II. – En conséquence, après l’alinéa 6, insérer l’alinéa suivant :

« Le transfert des embryons peut être réalisé à la suite du décès de l’homme, lorsque le couple est formé d’un homme et d’une femme, ou de la femme, lorsque le couple est formé de deux femmes, dès lors qu’il ou elle a donné par écrit son consentement à la poursuite de l’assistance médicale à la procréation dans l’éventualité de son décès. Cette faculté lui est présentée lorsqu’il ou elle s’engage dans le processus d’assistance médicale à la procréation ; son consentement peut être recueilli ou retiré à tout moment. Le transfert des embryons ne peut être réalisé qu’au minimum six mois et au maximum dix-huit mois après le décès, après autorisation de l’Agence de la biomédecine. La naissance d’un ou de plusieurs enfants à la suite d’un même transfert met fin à la possibilité de réaliser un autre transfert. Le transfert peut être refusé à tout moment par le membre survivant. Fait par ailleurs obstacle au transfert des embryons le dépôt d’une demande en divorce ou en séparation de corps, la signature d’une convention de divorce par consentement mutuel selon les modalités prévues à l’article 229‑1 du code civil ou la cessation de la communauté de vie ainsi que la révocation par écrit du consentement prévu au deuxième alinéa du présent article par l’un ou l’autre des membres du couple auprès du médecin chargé de mettre en œuvre l’assistance médicale à la procréation. ».

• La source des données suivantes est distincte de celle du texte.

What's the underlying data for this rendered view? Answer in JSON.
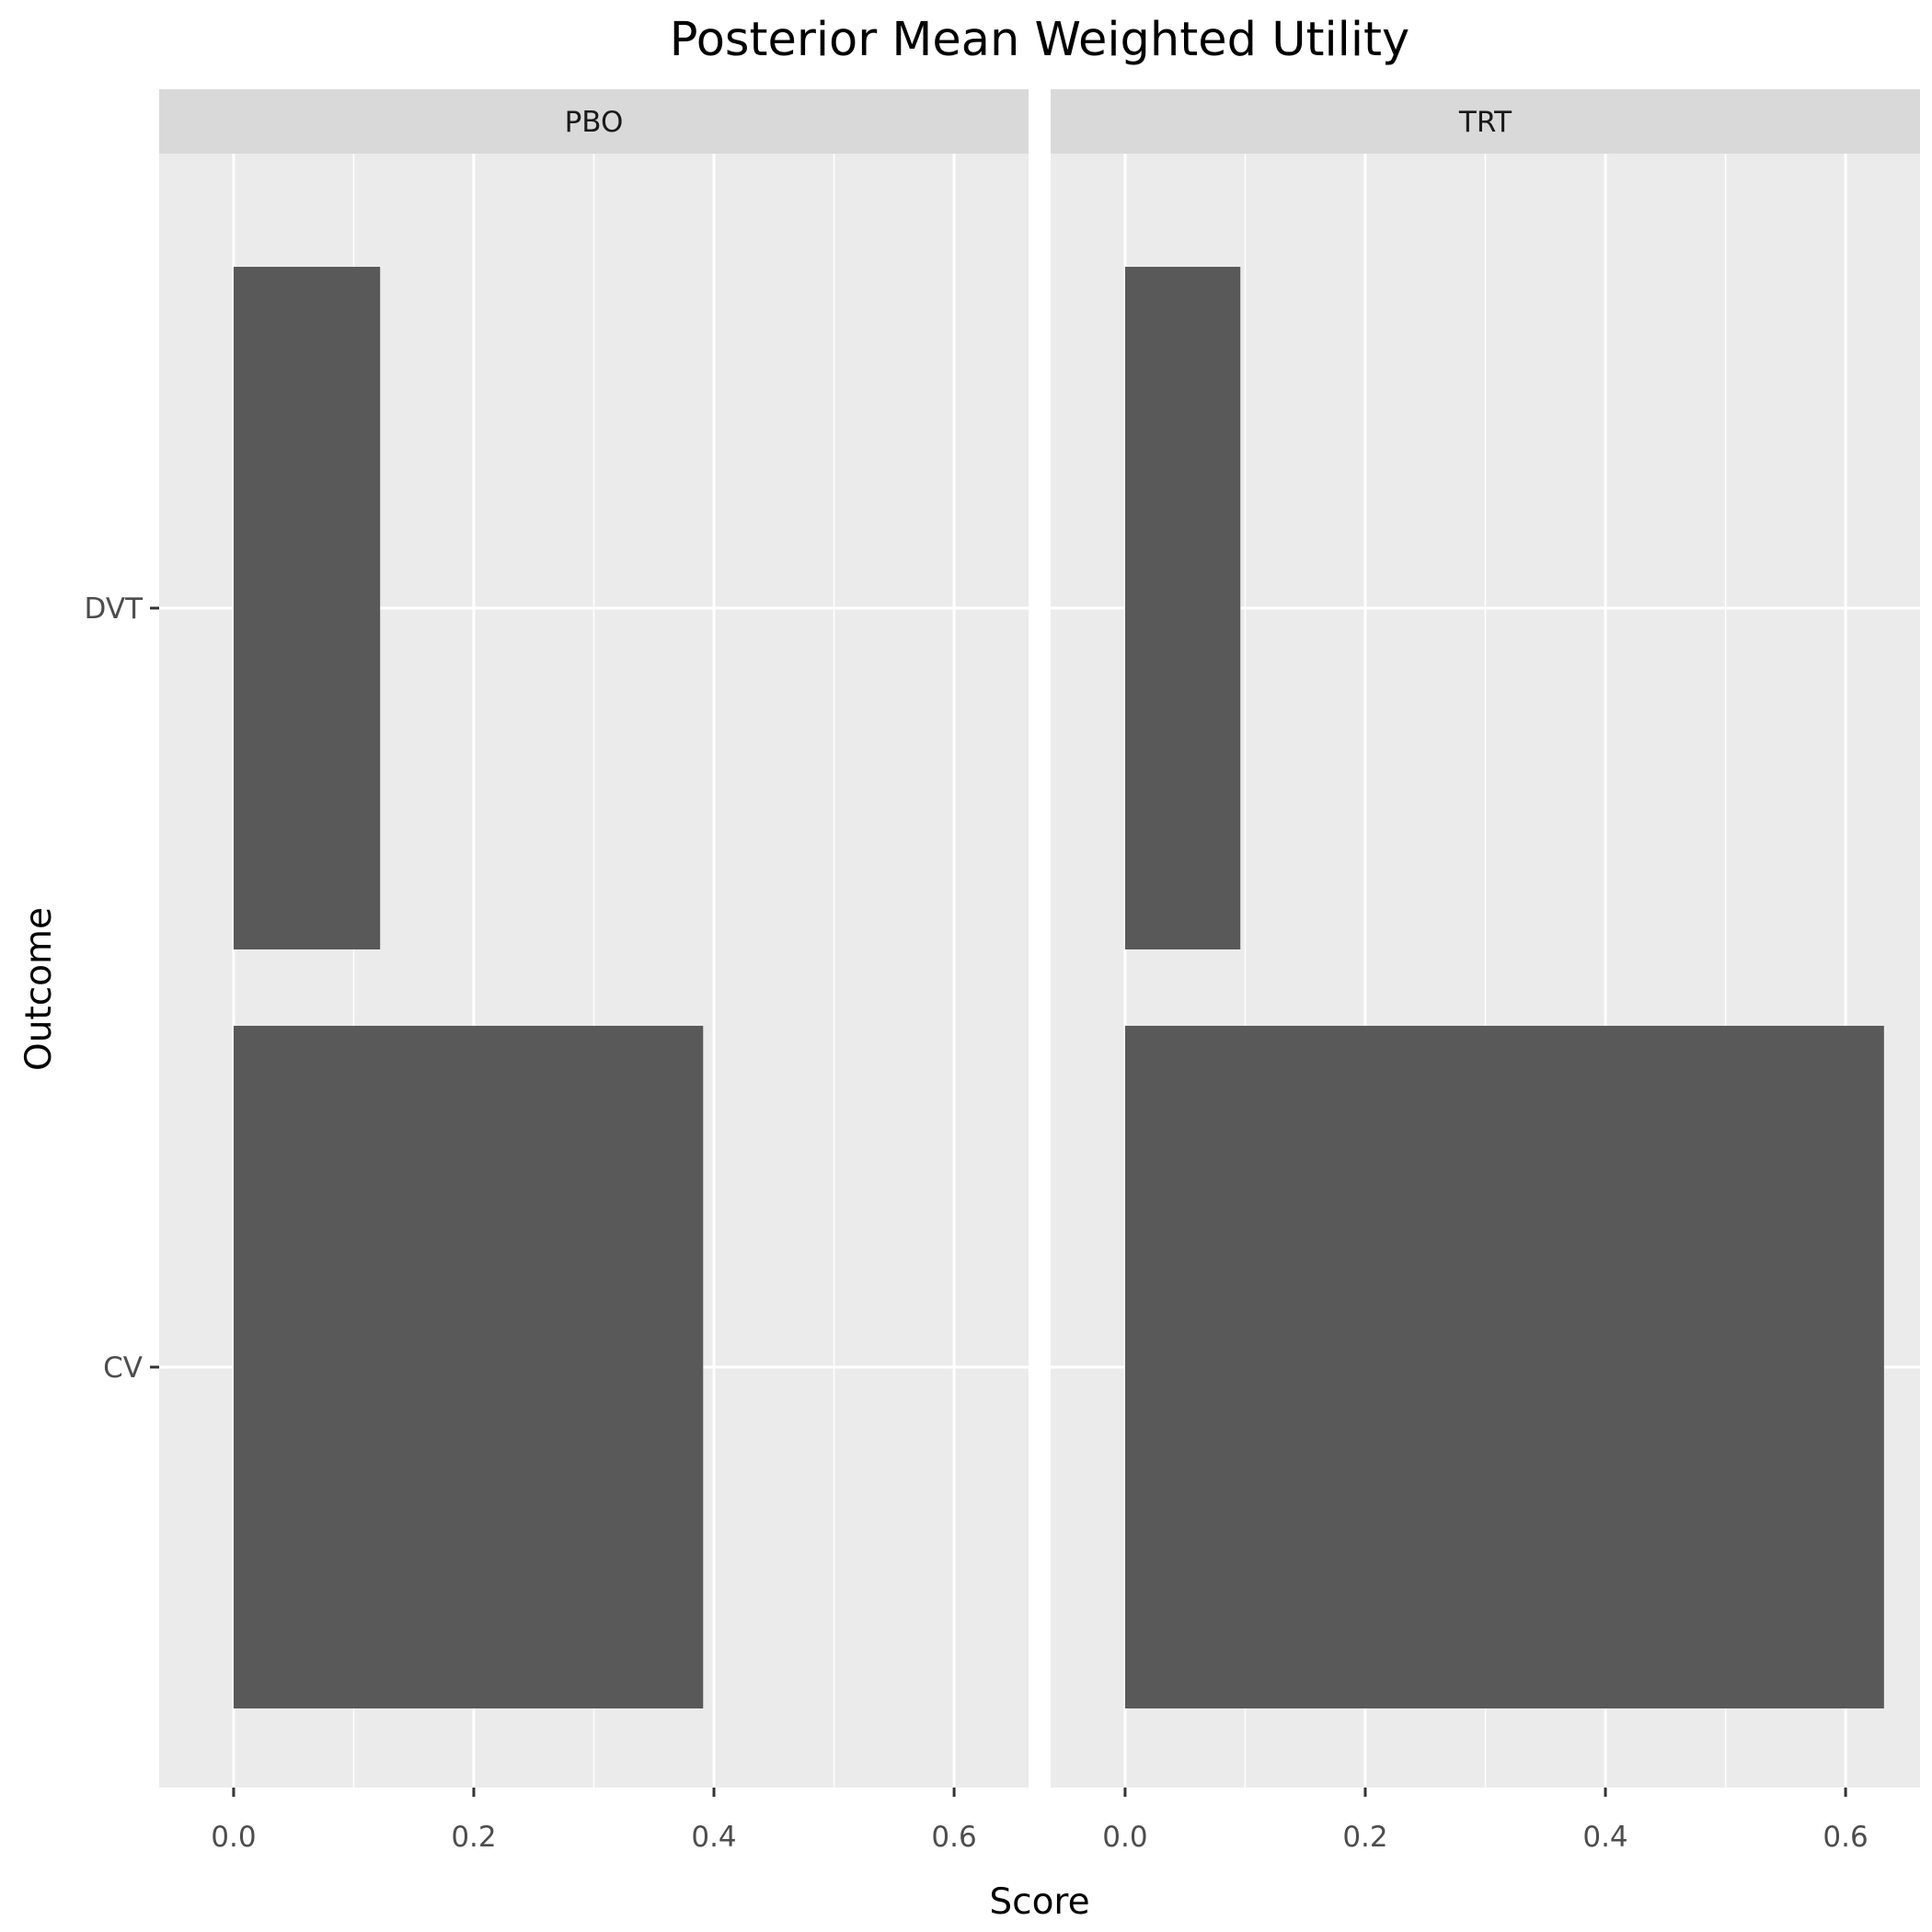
{
  "chart_data": {
    "type": "bar",
    "orientation": "horizontal",
    "title": "Posterior Mean Weighted Utility",
    "xlabel": "Score",
    "ylabel": "Outcome",
    "categories": [
      "DVT",
      "CV"
    ],
    "x_ticks": [
      "0.0",
      "0.2",
      "0.4",
      "0.6"
    ],
    "xlim": [
      -0.062,
      0.662
    ],
    "grid": true,
    "bar_color": "#595959",
    "panel_background": "#ebebeb",
    "strip_background": "#d9d9d9",
    "facets": [
      {
        "label": "PBO",
        "values": [
          0.122,
          0.391
        ]
      },
      {
        "label": "TRT",
        "values": [
          0.096,
          0.632
        ]
      }
    ]
  }
}
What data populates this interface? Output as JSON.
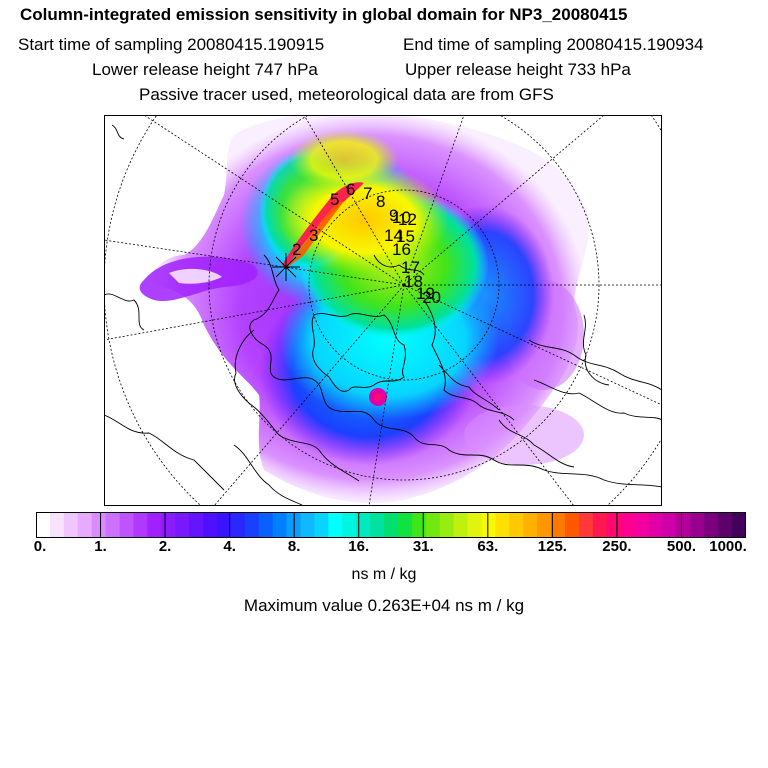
{
  "header": {
    "title": "Column-integrated emission sensitivity in global domain for NP3_20080415",
    "start_time": "Start time of sampling 20080415.190915",
    "end_time": "End time of sampling 20080415.190934",
    "lower_height": "Lower release height  747 hPa",
    "upper_height": "Upper release height  733 hPa",
    "tracer_note": "Passive tracer used, meteorological data are from GFS"
  },
  "chart_data": {
    "type": "heatmap",
    "projection": "polar stereographic map, northern hemisphere",
    "title": "Column-integrated emission sensitivity in global domain for NP3_20080415",
    "colorbar": {
      "tick_labels": [
        "0.",
        "1.",
        "2.",
        "4.",
        "8.",
        "16.",
        "31.",
        "63.",
        "125.",
        "250.",
        "500.",
        "1000."
      ],
      "units": "ns m / kg"
    },
    "max_value": "Maximum value  0.263E+04 ns m / kg",
    "trajectory_labels": [
      "2",
      "3",
      "5",
      "6",
      "7",
      "8",
      "9",
      "10",
      "12",
      "14",
      "15",
      "16",
      "17",
      "18",
      "19",
      "20"
    ]
  },
  "colors": {
    "colorbar": [
      "#ffffff",
      "#f7e3ff",
      "#efc6ff",
      "#e6aaff",
      "#d98cff",
      "#cc70ff",
      "#bf54ff",
      "#b038ff",
      "#a020ff",
      "#8c1cff",
      "#7818ff",
      "#6414ff",
      "#4f10ff",
      "#3b14ff",
      "#2828ff",
      "#1a40ff",
      "#0a60ff",
      "#0080ff",
      "#0a9cff",
      "#10b8ff",
      "#08d4ff",
      "#00ffff",
      "#00f4df",
      "#00eabf",
      "#00e09f",
      "#00df6f",
      "#10e23f",
      "#40e41a",
      "#70e810",
      "#98ec10",
      "#c0f010",
      "#e0f410",
      "#f8f800",
      "#ffe000",
      "#ffc800",
      "#ffb000",
      "#ff9800",
      "#ff7800",
      "#ff5800",
      "#ff3838",
      "#ff1850",
      "#ff0870",
      "#ff0090",
      "#f400a0",
      "#e000a8",
      "#cc00a6",
      "#b4009c",
      "#9a0090",
      "#7a0080",
      "#5c006c",
      "#42005a"
    ],
    "land_outline": "#000000"
  }
}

III. – En conséquence, après l’alinéa 31, insérer l’alinéa suivant :

« 3°bis Informer ceux-ci des possibilités de réaliser le transfert des embryons à la suite du décès de l’homme, lorsque le couple est formé d’un homme et d’une femme, ou de la femme, lorsque le couple est formé de deux femmes ; ».

IV. – En conséquence, à la fin de l’alinéa 32, supprimer les mots :

« ainsi que des dispositions prévues en cas de décès d’un des membres du couple ».

Exposé sommaire :

En l’état, le texte maintient l’impossibilité pour un couple de bénéficier d’une assistance médicale à la procréation en cas de décès de l’un des membres du couple. Ainsi que l’a indiqué le Conseil d’État dans son avis sur le projet de loi, l’AMP devient inaccessible si les gamètes proviennent d’un homme décédé ou des embryons conservés par un couple dont l’homme est décédé. Une femme dont l’époux est décédé ne peut donc pas poursuivre le processus avec les gamètes de ce dernier ou les embryons du couple, alors qu’elle sera autorisée à réaliser une AMP seule, avec tiers donneur.

Par souci de cohérence, cet amendement vise donc à autoriser le transfert d’embryons post-mortem et ainsi ouvrir aux femmes seules la possibilité d’avoir recours à l’assistance médicale à la procréation.